His antipathy only intensified as the two of them attempted to advise their mother, Matron Mother Baenre, the uncrowned queen of Menzoberranzan. Predictably, he and Quenthal disagreed on every matter of policy from trade to war to mining and had vexed one another no end.

And though he’d thought himself rid of her at one point, Gromph’s animus intensified still further when Quenthel was somehow not only returned to the world of the living, but quickly became Mistress of Arach-Tinilith, the school for priestesses. The mistress governed the entire Academy, Sorcere included, and thus Gromph had found himself obliged to contend with her—indeed, to suffer her oversight—in this one-time haven as well.

Still, he might have endured Quenthel’s arrogance and meddling indefinitely, if not for their mother’s sudden and unexpected death.
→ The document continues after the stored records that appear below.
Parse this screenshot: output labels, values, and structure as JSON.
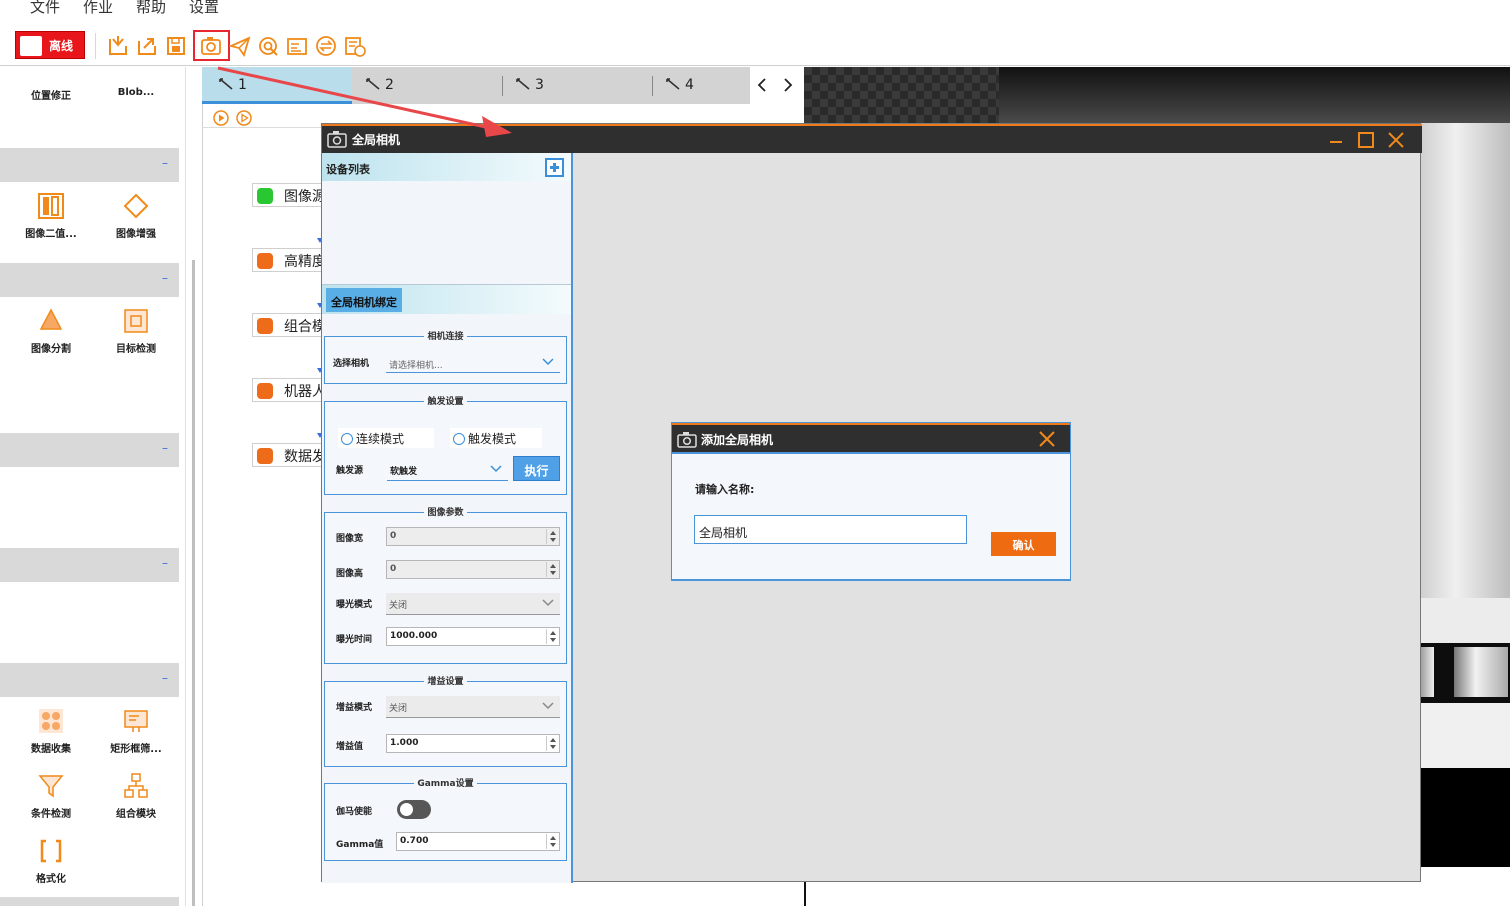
{
  "menu": [
    "文件",
    "作业",
    "帮助",
    "设置"
  ],
  "toolbar": {
    "status_label": "离线",
    "icons": [
      "import-icon",
      "export-icon",
      "save-icon",
      "camera-icon",
      "send-icon",
      "target-icon",
      "form-icon",
      "exchange-icon",
      "schedule-icon"
    ],
    "highlight_color": "#e8262f"
  },
  "palette": {
    "top_tools": [
      "位置修正",
      "Blob..."
    ],
    "group1": [
      "图像二值...",
      "图像增强"
    ],
    "group2": [
      "图像分割",
      "目标检测"
    ],
    "group3": [
      "数据收集",
      "矩形框筛...",
      "条件检测",
      "组合模块",
      "格式化"
    ],
    "band_marker": "–"
  },
  "flow": {
    "tabs": [
      "1",
      "2",
      "3",
      "4"
    ],
    "nodes": [
      "图像源",
      "高精度",
      "组合模块",
      "机器人",
      "数据发送"
    ]
  },
  "camera_window": {
    "title": "全局相机",
    "device_list_label": "设备列表",
    "binding_tab": "全局相机绑定",
    "connection": {
      "title": "相机连接",
      "select_label": "选择相机",
      "select_placeholder": "请选择相机..."
    },
    "trigger": {
      "title": "触发设置",
      "mode_continuous": "连续模式",
      "mode_trigger": "触发模式",
      "source_label": "触发源",
      "source_value": "软触发",
      "execute_label": "执行"
    },
    "image_params": {
      "title": "图像参数",
      "width_label": "图像宽",
      "width_value": "0",
      "height_label": "图像高",
      "height_value": "0",
      "exposure_mode_label": "曝光模式",
      "exposure_mode_value": "关闭",
      "exposure_time_label": "曝光时间",
      "exposure_time_value": "1000.000"
    },
    "gain": {
      "title": "增益设置",
      "mode_label": "增益模式",
      "mode_value": "关闭",
      "value_label": "增益值",
      "value": "1.000"
    },
    "gamma": {
      "title": "Gamma设置",
      "enable_label": "伽马使能",
      "enabled": false,
      "value_label": "Gamma值",
      "value": "0.700"
    }
  },
  "add_dialog": {
    "title": "添加全局相机",
    "prompt": "请输入名称:",
    "input_value": "全局相机",
    "confirm_label": "确认"
  },
  "colors": {
    "accent_orange": "#ef6b12",
    "accent_blue": "#4c94d9",
    "title_bar": "#2f2f2f",
    "offline_red": "#e8151b"
  }
}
Counseling the former matron mother had been more an honor than a treat. She generally ignored advice, and her deputies were lucky if she let it go at that. Often enough, she responded to their suggestions with a torrent of abuse.

But Triel, Gromph’s other sister and the new head of House Baenre, had, over time, proved to be a different sort of sovereign. Indecisive, overwhelmed by the responsibilities of her new office, she relied heavily on the opinions of her siblings.

That meant the archmage, though a “mere male,” could theoretically rule Menzoberranzan from behind the throne, and at long last order all things to please himself. But only if he disposed of the matron’s other counselor, the damnably persuasive Quenthel, who continued to oppose him on virtually every matter. He’d been contemplating her assassination for a long time, until the present situation afforded him an irresistible opportunity.

“You send me to my death!” Beradax protested.

“Your life or death are of no importance,” Gromph replied, “only my will matters. Still, you may survive. Arach-Tinilith has changed, as you know very well.”

“Even now, the Academy is warded by all the old enchantments.”

“I’ll dissolve the barriers for you.”

“I won’t go!”

“Nonsense. You’ve submitted and must obey. Stop blathering before I lose my patience.”

He hefted the athame, and Beradax seemed to slump.

“Very well, wizard, send me and be damned. I’ll kill her as I will one day butcher you.”

“You can’t go quite yet. For all your bluster, you’re the lowliest kind of netherspirit, a grub crawling on the floor of the Abyss, but tonight you’ll wear the form of a genuine demon, to make the proper impression on the residents of the temple.”